Through the classic strategies of development the intention will be to appropriate the knowledge of rural peoples — creating and imposing dependency on a system that in the future will provide agroecological services through states, opportunistic NGOs, transnational companies, and the projects of foundations and international organizations. We should avoid the naivety of believing that at last the doors have been opened to transform world agrarian structures towards agroecology; on the contrary, social movements have to remain alert that institutionalization does not strengthen dependency on public programs and projects, which can generate more bureaucracy and useless demagoguery.

We are at a crossroads which social movements cannot afford to ignore. To refrain from taking part in these discussions is to leave the way clear for capital to find its way out of its chronic crisis of over-accumulation, while temporarily restructuring the conditions of production. Above all however, it is an excellent opportunity for regrouping our forces as we resist this new attempt at appropriation, for giving new meanings to struggle, updating our forms of resistance, and finally for redefining the meaning of al ternatives.

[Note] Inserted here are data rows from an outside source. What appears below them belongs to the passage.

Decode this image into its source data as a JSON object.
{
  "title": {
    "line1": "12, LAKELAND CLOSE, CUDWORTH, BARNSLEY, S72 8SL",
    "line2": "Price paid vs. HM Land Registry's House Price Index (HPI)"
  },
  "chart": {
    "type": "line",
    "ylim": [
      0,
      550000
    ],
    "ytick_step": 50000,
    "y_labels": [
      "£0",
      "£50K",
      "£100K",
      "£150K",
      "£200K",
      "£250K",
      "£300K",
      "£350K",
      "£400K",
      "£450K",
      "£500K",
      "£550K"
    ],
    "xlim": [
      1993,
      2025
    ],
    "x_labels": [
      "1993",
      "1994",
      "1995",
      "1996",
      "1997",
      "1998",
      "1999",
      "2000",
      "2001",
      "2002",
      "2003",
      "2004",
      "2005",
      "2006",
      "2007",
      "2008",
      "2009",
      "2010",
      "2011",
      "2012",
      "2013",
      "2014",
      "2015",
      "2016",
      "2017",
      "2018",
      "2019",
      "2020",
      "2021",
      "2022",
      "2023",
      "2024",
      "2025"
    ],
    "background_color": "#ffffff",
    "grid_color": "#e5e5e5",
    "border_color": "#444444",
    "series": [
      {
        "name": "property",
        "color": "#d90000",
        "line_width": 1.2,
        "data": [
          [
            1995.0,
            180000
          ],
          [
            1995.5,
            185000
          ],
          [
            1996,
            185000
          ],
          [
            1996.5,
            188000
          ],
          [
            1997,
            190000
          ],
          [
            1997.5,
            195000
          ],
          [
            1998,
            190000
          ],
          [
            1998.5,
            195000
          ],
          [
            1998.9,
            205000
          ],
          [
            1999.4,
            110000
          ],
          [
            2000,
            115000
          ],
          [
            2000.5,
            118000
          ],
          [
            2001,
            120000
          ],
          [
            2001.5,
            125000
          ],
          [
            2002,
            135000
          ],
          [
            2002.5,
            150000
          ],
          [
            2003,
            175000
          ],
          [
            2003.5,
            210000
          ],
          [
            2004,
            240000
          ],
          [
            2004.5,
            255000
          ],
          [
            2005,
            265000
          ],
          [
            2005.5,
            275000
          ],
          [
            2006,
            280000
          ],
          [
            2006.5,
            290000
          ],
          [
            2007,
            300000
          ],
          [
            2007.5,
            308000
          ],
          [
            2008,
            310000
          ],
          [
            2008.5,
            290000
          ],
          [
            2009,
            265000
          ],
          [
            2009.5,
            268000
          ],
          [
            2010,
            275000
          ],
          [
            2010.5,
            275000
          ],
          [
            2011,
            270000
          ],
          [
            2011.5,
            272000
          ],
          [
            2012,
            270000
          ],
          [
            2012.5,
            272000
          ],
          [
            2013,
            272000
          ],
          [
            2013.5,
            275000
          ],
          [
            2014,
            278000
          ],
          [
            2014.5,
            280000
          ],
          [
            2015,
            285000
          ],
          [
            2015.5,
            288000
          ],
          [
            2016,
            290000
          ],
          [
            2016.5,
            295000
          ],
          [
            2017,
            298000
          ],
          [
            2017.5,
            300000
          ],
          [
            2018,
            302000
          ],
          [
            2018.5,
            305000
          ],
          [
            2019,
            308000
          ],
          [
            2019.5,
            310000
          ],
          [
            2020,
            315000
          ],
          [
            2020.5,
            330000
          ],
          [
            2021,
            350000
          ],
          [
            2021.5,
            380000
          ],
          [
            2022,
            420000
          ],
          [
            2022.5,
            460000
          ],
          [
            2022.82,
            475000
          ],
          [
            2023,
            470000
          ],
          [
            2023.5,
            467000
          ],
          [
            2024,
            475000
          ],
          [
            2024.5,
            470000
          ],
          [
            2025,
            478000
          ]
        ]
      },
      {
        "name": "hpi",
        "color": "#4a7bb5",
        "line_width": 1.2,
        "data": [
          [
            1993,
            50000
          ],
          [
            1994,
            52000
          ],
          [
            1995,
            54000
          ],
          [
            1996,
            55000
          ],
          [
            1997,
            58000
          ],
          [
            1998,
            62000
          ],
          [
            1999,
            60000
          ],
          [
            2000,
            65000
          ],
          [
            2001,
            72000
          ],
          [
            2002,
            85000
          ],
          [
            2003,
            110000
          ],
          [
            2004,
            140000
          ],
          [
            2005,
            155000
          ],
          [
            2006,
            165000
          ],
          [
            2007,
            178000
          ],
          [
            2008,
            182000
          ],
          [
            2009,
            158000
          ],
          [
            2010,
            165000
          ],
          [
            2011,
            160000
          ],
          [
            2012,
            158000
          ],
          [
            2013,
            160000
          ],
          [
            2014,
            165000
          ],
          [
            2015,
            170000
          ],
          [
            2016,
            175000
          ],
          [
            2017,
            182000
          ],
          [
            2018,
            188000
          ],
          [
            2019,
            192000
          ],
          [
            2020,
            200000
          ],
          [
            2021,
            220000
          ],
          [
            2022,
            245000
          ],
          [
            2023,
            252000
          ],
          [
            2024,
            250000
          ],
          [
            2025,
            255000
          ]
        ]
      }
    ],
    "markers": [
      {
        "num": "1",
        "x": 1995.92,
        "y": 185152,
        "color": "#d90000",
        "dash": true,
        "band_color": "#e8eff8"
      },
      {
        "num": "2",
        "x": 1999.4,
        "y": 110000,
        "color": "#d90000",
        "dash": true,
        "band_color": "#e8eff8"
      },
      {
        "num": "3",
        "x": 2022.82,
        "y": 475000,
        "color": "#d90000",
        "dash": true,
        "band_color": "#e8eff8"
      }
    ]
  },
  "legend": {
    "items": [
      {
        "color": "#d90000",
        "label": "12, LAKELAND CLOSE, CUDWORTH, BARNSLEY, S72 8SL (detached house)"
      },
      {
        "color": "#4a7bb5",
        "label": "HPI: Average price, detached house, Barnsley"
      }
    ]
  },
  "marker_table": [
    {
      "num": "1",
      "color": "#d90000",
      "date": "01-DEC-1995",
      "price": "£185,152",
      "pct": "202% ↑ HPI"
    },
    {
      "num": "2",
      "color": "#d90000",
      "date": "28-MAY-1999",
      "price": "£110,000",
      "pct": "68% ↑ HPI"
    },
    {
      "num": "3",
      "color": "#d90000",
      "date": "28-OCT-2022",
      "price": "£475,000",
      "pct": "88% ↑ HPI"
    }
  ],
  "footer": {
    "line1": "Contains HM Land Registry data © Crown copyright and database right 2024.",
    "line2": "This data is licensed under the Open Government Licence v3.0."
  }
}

In the end, one of the major contradictions of capital is that in the attempt to gobble everything up – in the efforts to bring every space and human activity into the circuits of accumulation, they end up reinforcing peoples’struggles, having the antagonistic effect of strengthening mobilizations and inspiring people to reappropriate their own knowledge and heritage, revalue their cultures, and redouble their efforts to build effective social processes for scaling up agroecology in their territories.